The rain seems to be settling in this week with a couple of weather warnings for heavy downpours among the usual wind and rain.
But do you know which are the wettest parts of the UK and why?
Well, if you live in the west you’re going to get wet, simple as that. According to the Met Office the wettest parts of the UK are concentrated in mountainous regions with Snowdonia, the Lake District and the Scottish Highlands all receiving more than 4 metres of rainfall in a year.
Argyllshire tops the list with a soaking 2,274mm of rain each year and western areas in Scotland hold most of the top 10 spots with the exception of Merionethshire in Wales in at number 4 and Caernarvonshire at 6.
The highest listed English place is the north west county of Westmorland in at 9.
Cardiff is Britain’s wettest city with 1,152mm falling on it each year. Everyone thinks Manchester is really wet but that comes in at 15 behind Belfast and, surprisingly, Leeds. London is one of the driest at number 63 with a mere 557mm of rain.

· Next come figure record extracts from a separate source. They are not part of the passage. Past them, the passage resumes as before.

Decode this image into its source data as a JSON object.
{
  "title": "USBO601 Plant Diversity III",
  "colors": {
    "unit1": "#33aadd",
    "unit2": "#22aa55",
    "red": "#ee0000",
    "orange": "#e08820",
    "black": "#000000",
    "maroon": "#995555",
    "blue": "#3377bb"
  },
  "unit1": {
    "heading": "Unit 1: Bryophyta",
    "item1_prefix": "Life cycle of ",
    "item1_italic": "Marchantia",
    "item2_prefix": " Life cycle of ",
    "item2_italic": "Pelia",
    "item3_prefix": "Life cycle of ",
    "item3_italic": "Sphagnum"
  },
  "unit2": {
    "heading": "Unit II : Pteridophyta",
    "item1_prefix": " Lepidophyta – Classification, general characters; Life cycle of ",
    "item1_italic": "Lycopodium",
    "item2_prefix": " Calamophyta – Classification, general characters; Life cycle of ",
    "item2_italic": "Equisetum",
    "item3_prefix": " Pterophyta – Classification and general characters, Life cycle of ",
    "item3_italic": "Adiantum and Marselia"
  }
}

But why do these counties get such a drenching?
According to the Met Office: “The prevailing warm moist westerly winds mean that the west of the UK is more likely to receive rainfall from Atlantic weather systems which usually move from west to east across the UK and as they do so the amount of rainfall they deposit reduces.
“This is because the mountains of the northern and western UK force the prevailing westerly winds to rise, which cools the air and consequently enhances the formation of cloud and rain in these locations.”
The Met Office forecast this week says that heavy rain and strong winds in Wales and England today will clear eastwards to be replaced by sunny spells and heavy blustery showers. Rain in Northern Ireland and western Scotland will persist.
Ironically, there will be clear skies tonight which could lead to frost in several places tomorrow before the rain is back in the west for the morning.
On Friday wet and very windy weather in the west will move eastwards later. Sunshine and showers on Saturday and Sunday could be heavy and blustery.